For the first time since 1992, the poverty rate and household income of Americans did not change from one year to the next while the number of young people without health insurance dropped, according to the U.S. Census Bureau.
The status quo is a thin silver lining for a nation struggling to recover from the worst recession since the Great Depression.
"It’s a metaphor for the whole economy,” said Ron Haskins, senior fellow and co-director of the Center on Children and Families at the Brookings Institution, a liberal Washington, D.C., think tank. “We're running in place. Poverty is high. Income is low. We're not making up for lost time.”
The annual Census report released Tuesday tracks income, poverty and health insurance coverage, and comes as Congress continues to battle over full implementation of the Affordable Care Act.
Median household income in 2012 was $51,017, not statistically different in real terms from 2011’s $51,100. Household income had dropped the two previous years but is still 8.3 percent below pre-recession levels and 9 percent lower than the all-time peak in 1999.
More than 46 million people – or 15 percent – live in poverty, according to the report. Poverty increased for all age groups but is highest among children.
The average poverty threshold for a family of four in 2012 was $23,492, as defined by the Office of Management and Budget and updated for inflation. The 2012 poverty rate was 2.5 percentage points higher than in 2007, the year before the most recent recession.
“No way this is good news,” Haskins said. “Even if it came down a little bit, it’s still way above where we were. We’ve lost progress.”
The only region to experience a decline in poverty was the West, where it dropped from 15.8 percent to 15.1 percent in one year. California is on the verge of enacting the highest minimum-wage rate in the nation at $10 an hour.
"We're not making the kind of progress we should be making on poverty now that those government programs that we instituted during the recession are fading out," said Austin Nichols, economist at the left-leaniing Urban Institute.
Employment insurance benefits were helping lift 3 million people out of poverty, he said. Now that they're running out, they're helping only 1.7 million people stay above the poverty line.
Financial conditions are improving for only the top 1 percent earners, Nichols said, and child poverty has remained at 22 percent the last three years.
"Nobody else is doing better, just holding constant and poverty is the same even though we're supposed to be recovering from the recession," he said. "Something needs to be done."
The only region where the number of poor people went up was in the South – from 18.4 million in 2011 to 19.1 million in 2012.
"What's striking is how little things have changed," said Mark Mather, associate vice president of U.S. Programs at the nonpartisan Population Reference Bureau, a Washington-based research group. "Income was up slightly in cities. … Poverty increased in areas outside of metro areas."
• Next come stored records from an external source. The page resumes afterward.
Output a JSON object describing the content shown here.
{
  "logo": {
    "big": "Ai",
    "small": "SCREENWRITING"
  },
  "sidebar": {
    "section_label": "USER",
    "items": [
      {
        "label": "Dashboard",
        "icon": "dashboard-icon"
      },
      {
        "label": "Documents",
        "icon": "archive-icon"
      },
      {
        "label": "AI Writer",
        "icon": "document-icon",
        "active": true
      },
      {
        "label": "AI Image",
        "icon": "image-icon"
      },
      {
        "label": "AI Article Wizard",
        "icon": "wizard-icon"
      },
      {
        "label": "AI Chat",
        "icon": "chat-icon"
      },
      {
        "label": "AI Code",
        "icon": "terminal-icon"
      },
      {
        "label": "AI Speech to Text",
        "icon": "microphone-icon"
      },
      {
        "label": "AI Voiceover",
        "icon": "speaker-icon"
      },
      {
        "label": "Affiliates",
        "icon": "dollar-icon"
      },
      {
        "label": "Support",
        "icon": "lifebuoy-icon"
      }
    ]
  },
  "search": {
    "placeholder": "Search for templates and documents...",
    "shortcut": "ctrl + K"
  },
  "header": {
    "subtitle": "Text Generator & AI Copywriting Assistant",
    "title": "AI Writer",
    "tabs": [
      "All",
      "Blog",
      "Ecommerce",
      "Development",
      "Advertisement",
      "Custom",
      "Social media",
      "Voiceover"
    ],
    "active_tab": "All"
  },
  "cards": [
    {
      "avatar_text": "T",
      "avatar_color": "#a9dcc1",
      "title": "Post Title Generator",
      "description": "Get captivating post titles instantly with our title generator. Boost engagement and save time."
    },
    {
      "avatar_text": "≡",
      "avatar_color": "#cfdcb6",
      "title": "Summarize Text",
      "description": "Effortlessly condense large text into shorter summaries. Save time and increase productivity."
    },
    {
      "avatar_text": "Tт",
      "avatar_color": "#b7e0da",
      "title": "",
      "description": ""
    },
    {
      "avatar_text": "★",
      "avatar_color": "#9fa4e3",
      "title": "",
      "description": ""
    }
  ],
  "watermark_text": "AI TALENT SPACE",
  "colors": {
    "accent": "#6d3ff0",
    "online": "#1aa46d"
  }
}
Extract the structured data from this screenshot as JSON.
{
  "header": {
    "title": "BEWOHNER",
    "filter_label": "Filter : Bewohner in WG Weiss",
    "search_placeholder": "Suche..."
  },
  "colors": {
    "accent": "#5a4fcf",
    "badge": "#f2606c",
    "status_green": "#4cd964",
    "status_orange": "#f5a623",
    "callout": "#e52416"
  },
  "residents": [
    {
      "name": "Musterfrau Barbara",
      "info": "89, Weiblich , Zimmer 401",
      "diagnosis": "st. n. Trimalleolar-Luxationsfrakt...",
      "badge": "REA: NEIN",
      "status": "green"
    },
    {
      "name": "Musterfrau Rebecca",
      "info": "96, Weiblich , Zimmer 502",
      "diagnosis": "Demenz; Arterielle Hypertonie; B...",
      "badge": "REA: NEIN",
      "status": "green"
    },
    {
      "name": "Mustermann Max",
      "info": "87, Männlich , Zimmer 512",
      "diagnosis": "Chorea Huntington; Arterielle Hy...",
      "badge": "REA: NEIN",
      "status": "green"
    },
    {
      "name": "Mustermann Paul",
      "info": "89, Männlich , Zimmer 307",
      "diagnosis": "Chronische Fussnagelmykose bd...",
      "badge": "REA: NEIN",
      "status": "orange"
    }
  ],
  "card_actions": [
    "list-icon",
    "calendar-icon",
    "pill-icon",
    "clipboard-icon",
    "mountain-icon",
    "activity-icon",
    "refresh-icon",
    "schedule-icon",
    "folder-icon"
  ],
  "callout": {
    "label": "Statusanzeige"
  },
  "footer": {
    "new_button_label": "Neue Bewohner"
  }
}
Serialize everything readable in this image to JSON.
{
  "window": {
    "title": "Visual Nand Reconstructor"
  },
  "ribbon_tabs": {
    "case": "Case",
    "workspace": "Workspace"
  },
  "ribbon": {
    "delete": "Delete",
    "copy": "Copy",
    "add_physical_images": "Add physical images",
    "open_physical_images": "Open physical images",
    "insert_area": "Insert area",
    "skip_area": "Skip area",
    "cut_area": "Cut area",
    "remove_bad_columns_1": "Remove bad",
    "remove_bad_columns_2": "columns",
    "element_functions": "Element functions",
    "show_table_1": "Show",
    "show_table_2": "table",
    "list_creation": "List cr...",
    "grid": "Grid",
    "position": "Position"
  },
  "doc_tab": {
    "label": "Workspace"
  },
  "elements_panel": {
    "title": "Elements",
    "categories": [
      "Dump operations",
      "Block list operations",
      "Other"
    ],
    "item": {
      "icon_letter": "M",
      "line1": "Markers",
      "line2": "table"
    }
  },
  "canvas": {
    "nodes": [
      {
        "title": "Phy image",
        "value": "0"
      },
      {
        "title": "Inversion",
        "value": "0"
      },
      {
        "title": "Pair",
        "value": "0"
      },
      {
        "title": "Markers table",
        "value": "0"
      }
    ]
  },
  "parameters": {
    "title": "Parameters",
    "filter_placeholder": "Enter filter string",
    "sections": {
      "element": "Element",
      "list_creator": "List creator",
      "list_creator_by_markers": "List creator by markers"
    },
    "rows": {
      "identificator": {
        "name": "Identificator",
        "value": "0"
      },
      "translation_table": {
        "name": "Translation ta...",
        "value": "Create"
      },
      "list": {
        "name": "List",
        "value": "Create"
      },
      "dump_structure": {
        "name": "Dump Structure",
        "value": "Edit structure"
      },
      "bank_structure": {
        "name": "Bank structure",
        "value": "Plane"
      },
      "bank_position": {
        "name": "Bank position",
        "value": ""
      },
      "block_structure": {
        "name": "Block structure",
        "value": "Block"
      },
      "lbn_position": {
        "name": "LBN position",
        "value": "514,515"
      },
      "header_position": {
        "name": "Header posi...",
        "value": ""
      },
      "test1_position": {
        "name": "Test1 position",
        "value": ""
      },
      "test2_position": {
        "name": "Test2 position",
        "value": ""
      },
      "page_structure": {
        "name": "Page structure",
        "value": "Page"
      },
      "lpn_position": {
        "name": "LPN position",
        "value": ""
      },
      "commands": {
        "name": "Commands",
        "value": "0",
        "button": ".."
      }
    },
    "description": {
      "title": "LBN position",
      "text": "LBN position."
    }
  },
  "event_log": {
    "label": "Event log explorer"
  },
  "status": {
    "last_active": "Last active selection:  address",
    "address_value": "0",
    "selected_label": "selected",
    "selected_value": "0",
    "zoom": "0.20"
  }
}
If statistically significant, "it could suggest that the recovery is uneven" and that urban residents are recovering faster than those in rural areas, he said.
Among the race groups, Asian households had the highest median income ($68,636). White households that are not Hispanic were at $57,009. Hispanic households had a higher income than black households, $39,005 vs. $33,321.
Still, every group is far below pre-recession levels: whites down 6.3 percent, blacks 15.8 percent, Hispanics 11.8 percent and Asians 7.7 percent.
The number of people without health insurance coverage is dropping among the young, partly because of social programs and partly because more are on their parents’ employer-sponsored insurance plans. One of the first provisions of the Affordable Care Act allowed young adults to stay on their parents’ plans until the age of 26.
“Two-thirds of the drop (in uninsured) is occurring in children,” said Stephen Zuckerman, health economist and co-director of the Urban Institute’s Health Policy Center. “There are half a million more children with private health insurance coverage and about 300,000 more with government coverage. … I would expect to see an increase in employer coverage as the economy improves.”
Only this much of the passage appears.